Hazarfen Ahmet Çelebi'nin kısaca hayatını özetler misiniz​

Sagot :

merhaba!

Hezarfen Ahmet Çelebi Osmanlı Devleti zamanında ilk kez uçuş girişiminde bulunan kişidir. Bu hadise 17. yüzyılda yaşanmıştır. İmal ettiği kanatları takarak Galata Kulesi’nden atlayıp Kız Kulesi’ne başarılı bir uçuş gerçekleştirmiştir. Uçan ilk insan olarak tarihe geçmiştir. Dönemin en meraklı mucitlerinden olan Hezarfen, gökyüzü ve uçmak konuları üzerine çok fazla fikir yürütmüştür. İnsanoğlunun bir gün uçacağına tüm yüreğiyle inanmaktadır ve bu alanın üzerine giderek çalışmalar yapmıştır. Kuş kanatlarından imal ettiği bir kanat ile uçmayı başarmıştır.

Gelgelelim bu yaptığı çalışmalar dönemin yöneticilerinin hoşuna gitmemiştir. Evliya Çelebi’nin verdiği bilgilere göre kendisi Cezayir’e sürülmüştür.


Hezarfen unvanı, yaptığı çalışmalardan dolayı kendisine verilmiştir ve bin bilimli anlamına gelmektedir. Kendisinin sürgünde öldüğü yönünde tahminler vardır.

HEZARFEN AHMET ÇELEBİ BİYOGRAFİSİ – KISA YAŞAM ÖYKÜSÜ VE BAŞARILARI

Hezârfen Ahmet Çelebi, 1609 yılında doğmuş 1640 yılında Cezayir’de ölmüştür. Hezarfen Ahmet Çelebi, kendi geliştirdiği takma kanatlarla uçmayı başaran ilk insandir, 17. yüzyılda Osmanlı’da yaşamış Türk bilginidir.

1623-1640 yılları arasında saltanat süren Sultan IV. Muratzamanında, uçma tasarısını gerçekleştirdiği ve geniş bilgisinden ötürü halk arasında, “Bin Fenli” anlamına gelen Hezarfen olarak anıldığı bilinmektedir.

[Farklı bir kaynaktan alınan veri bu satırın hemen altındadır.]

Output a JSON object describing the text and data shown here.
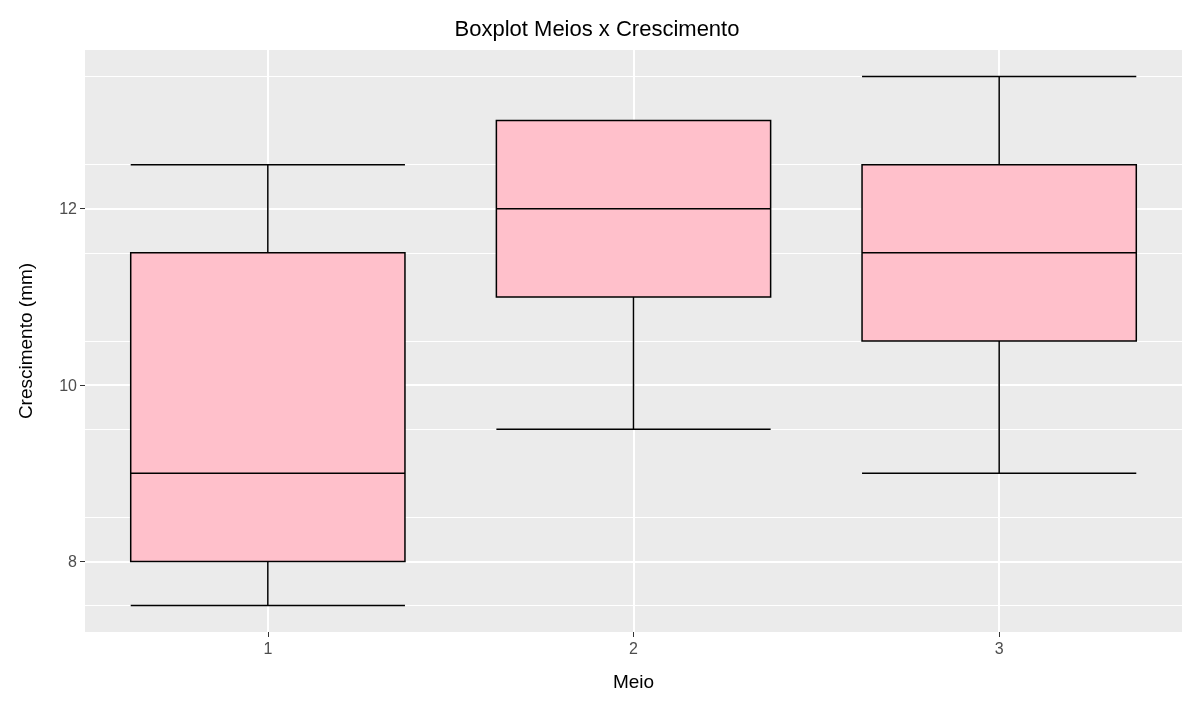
{
  "chart_data": {
    "type": "box",
    "title": "Boxplot Meios x Crescimento",
    "xlabel": "Meio",
    "ylabel": "Crescimento (mm)",
    "categories": [
      "1",
      "2",
      "3"
    ],
    "boxes": [
      {
        "low": 7.5,
        "q1": 8,
        "median": 9,
        "q3": 11.5,
        "high": 12.5
      },
      {
        "low": 9.5,
        "q1": 11,
        "median": 12,
        "q3": 13,
        "high": 13
      },
      {
        "low": 9,
        "q1": 10.5,
        "median": 11.5,
        "q3": 12.5,
        "high": 13.5
      }
    ],
    "color": "#ffc0cb",
    "ylim": [
      7.2,
      13.8
    ],
    "yticks": [
      8,
      10,
      12
    ],
    "grid": true
  }
}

Hezârfen Ahmet Çelebi, kuşların uçuşunu inceleyerek tarihi uçuşundan önce hazırladığı kanatlarının dayanıklılık derecesini ölçmek için, Okmeydanı’nda deneyler yapmıştır. Ayrıca, Leonardo Da Vinci’nin uçma konusundaki çalışmalarından ve kendinden çok önce bu konuda deneyler yapan İsmail Cevheri’den ilham aldığı sanılmaktadır.

Evliya Çelebi‘nin Seyahatname’sindeki ifadelerinden edindiğimiz bilgilere göre; 1632 yılında lodoslu bir havada Galata Kulesi’nden kuş kanatlarına benzer bir araç takıp kendini boşluğa bırakarak ve uçarak İstanbul Boğazı’nı geçip 3558 m. ötede Üsküdar’da Doğancılar meydanına indiği söylenmektedir.



Bu olay; Sarayburnu’ndaki Sinan Paşa köşkünden bu durumu seyreden ve deneyin başarıyle sonuçlandığını gören dönemin padişahı 4. Murat tarafından da beğenildi, , hatta Evliya Çelebi‘ye göre Hezârfen Ahmet Çelebi “bir kese de altınla” sevindirmiş, ancak bu derece bilgili ve becerikli birisinin tehlikeli olabileceğini düşünüp, “Bu adem pek havf edilecek bir ademdir, her ne murad ederse elinden gelir, böyle kimselerin bakaası caiz değil” diyerek onu Cezayir’e sürgün etmiştir.